For the citizenship module, as mentioned earlier, many people will not report profits or cash in. Recently, however, there has been a new trend for cryptocurrency investors to transfer funds to traditional financial companies.

For example, some foreign exchange and CFD brokerage companies have begun to accept crypto deposits. This is often used as a liquidity provider platform. After investors deposit funds in intermediary companies, they withdraw money from electronic wallets and cash it in corresponding ATMs.

In fact, it can be seen from the comments of some brokers that almost 10% of broker customers choose deposits as cryptocurrencies. This may be due to the diversification of encryption radar, but it may also be due to tax evasion mechanism.

When it comes to the responsibility module of the company, traders will be much easier. They don’t use local companies at all. This is why we see so many American citizens choose exchanges like OKEX or Binance to avoid Coinbase.
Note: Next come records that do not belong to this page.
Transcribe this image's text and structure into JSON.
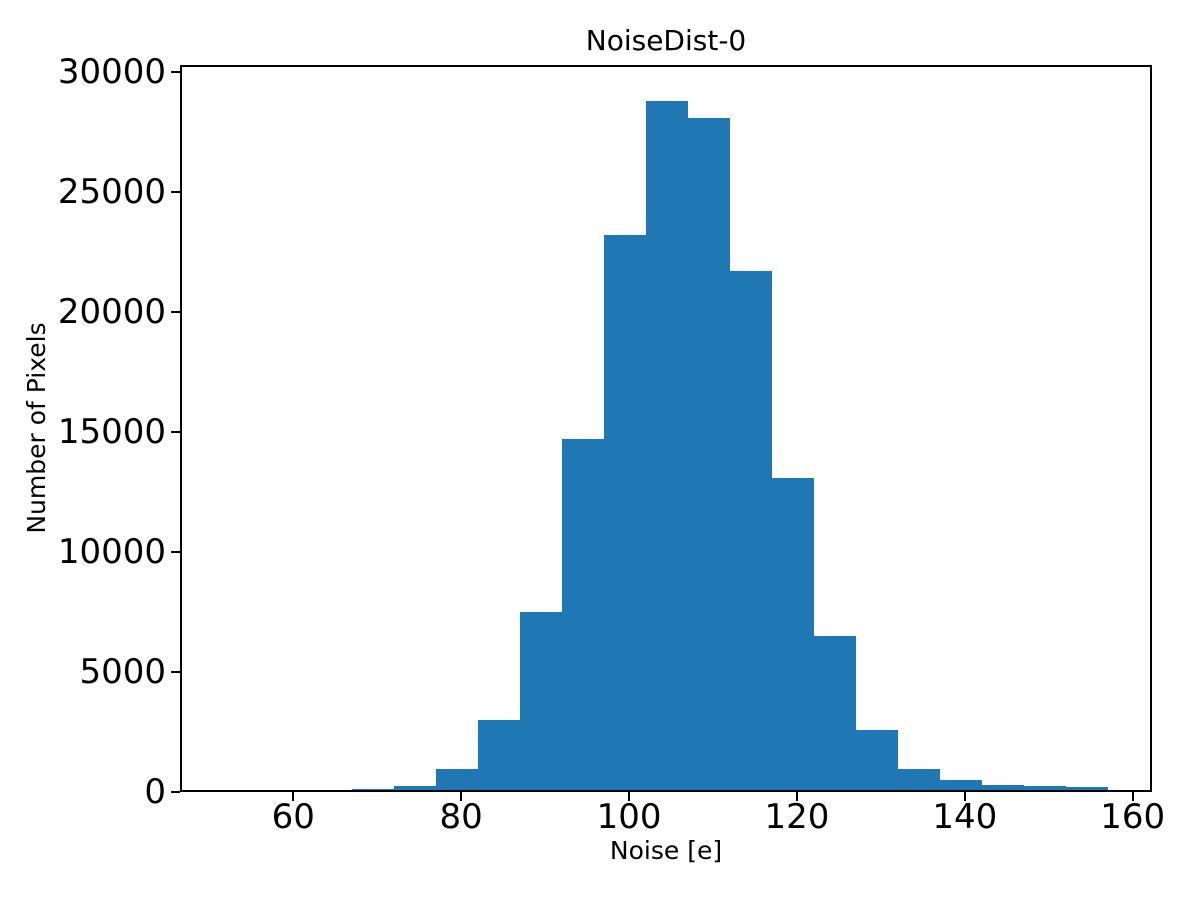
{
  "chart_data": {
    "type": "bar",
    "subtype": "histogram",
    "title": "NoiseDist-0",
    "xlabel": "Noise [e]",
    "ylabel": "Number of Pixels",
    "bar_color": "#1f77b4",
    "axis_color": "#000000",
    "grid": false,
    "legend_position": "none",
    "bin_start": 62,
    "bin_width": 5,
    "bin_edges": [
      62,
      67,
      72,
      77,
      82,
      87,
      92,
      97,
      102,
      107,
      112,
      117,
      122,
      127,
      132,
      137,
      142,
      147,
      152,
      157
    ],
    "counts": [
      80,
      130,
      270,
      950,
      3000,
      7500,
      14700,
      23200,
      28800,
      28100,
      21700,
      13100,
      6500,
      2600,
      950,
      500,
      300,
      250,
      200
    ],
    "xticks": [
      60,
      80,
      100,
      120,
      140,
      160
    ],
    "yticks": [
      0,
      5000,
      10000,
      15000,
      20000,
      25000,
      30000
    ],
    "xtick_labels": [
      "60",
      "80",
      "100",
      "120",
      "140",
      "160"
    ],
    "ytick_labels": [
      "0",
      "5000",
      "10000",
      "15000",
      "20000",
      "25000",
      "30000"
    ],
    "xlim": [
      46.5,
      162.3
    ],
    "ylim": [
      0,
      30300
    ]
  }
}
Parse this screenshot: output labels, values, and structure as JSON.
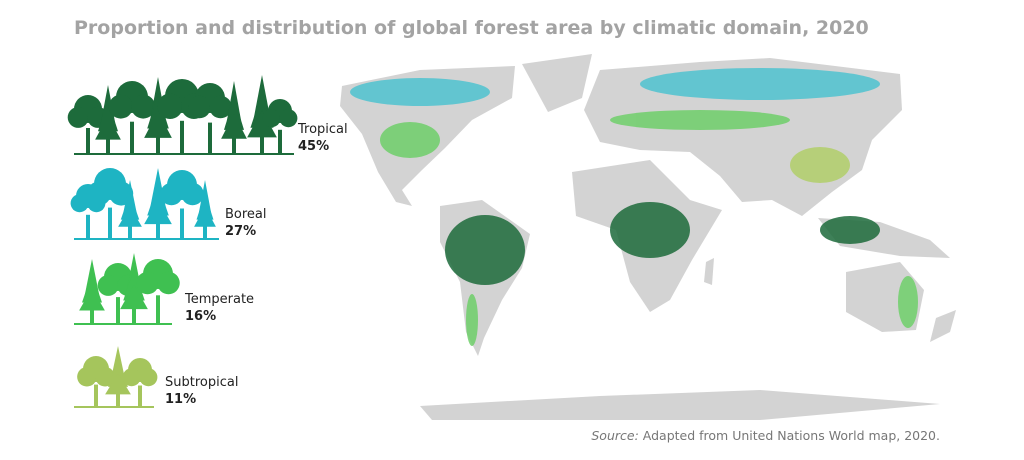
{
  "title": "Proportion and distribution of global forest area by climatic domain, 2020",
  "legend": [
    {
      "label": "Tropical",
      "share": "45%",
      "color": "#1d6b3b"
    },
    {
      "label": "Boreal",
      "share": "27%",
      "color": "#1eb4c3"
    },
    {
      "label": "Temperate",
      "share": "16%",
      "color": "#3fc051"
    },
    {
      "label": "Subtropical",
      "share": "11%",
      "color": "#a5c55c"
    }
  ],
  "source": {
    "prefix": "Source:",
    "text": "Adapted from United Nations World map, 2020."
  }
}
Their funds are not in the local exchange, which means their trading habits cannot be legally reported and recorded.

Once they are ready to exchange cash, they will go through the same process as the citizenship module.

What can you do about it?

There is no clear vision for a strategy to reduce the number of investors evading the cryptocurrency tax. Although the only example is in South Korea, the restrictions there are so strict that all the essence of cryptocurrency is sacrificed for taxes.

In Korea, investors need to use ID cards to pay taxes. Anonymous trading is illegal, which means that any attempt to perform such payment will expose traders.

Another way for the government to deal with cryptocurrency tax restrictions is simply to remove them.

Yes, that’s right. The best way to deal with cryptocurrency taxes is to remove them completely from the regulatory framework. The reasons are as follows.

There’s no tax

The current encryption tax legislation is fundamentally invalid. If they can get at least 40% or 50% of the expected tax, the government is lucky. In other words, the resources used to apply these restrictions account for only half of the expected results of the project.

Improving this process requires more resources, such as capital and manpower. At this point, 100% revenue cannot make up for all this. The best way for the government to deal with this problem is to let traders enjoy their capital gains.

When citizens of a country can spend more money, they are more likely to spend it locally. They are more likely to invest and strengthen the local economy. Local companies can use more money in their customer base, thus increasing sales.

This is the so-called consumer purchasing power. The more power consumers have, the more likely they are to invest in a place or support start-ups or established companies.

As sales increased, the company’s growth meant that it began to pay more taxes to the government.

Therefore, the tax on the final crypto capital gains will still be returned to the government, in which case they will get 100% of the gains and all the transactions.

Therefore, by simply abolishing this legislation, we can obtain a freer market, provide more purchasing power for local consumers, and reduce large enterprises with better growth rates, more reliable tax flows and costs. Because there is no new handling charge.

The only problem this may cause is that foreign exchange and stock traders may complain about their taxes. This is why the government is unwilling to implement this policy. But the problem is that eliminating taxes on these tradable assets can also stimulate the economy.

In general, the best solution to crypto tax evasion is to completely abolish the tax policy.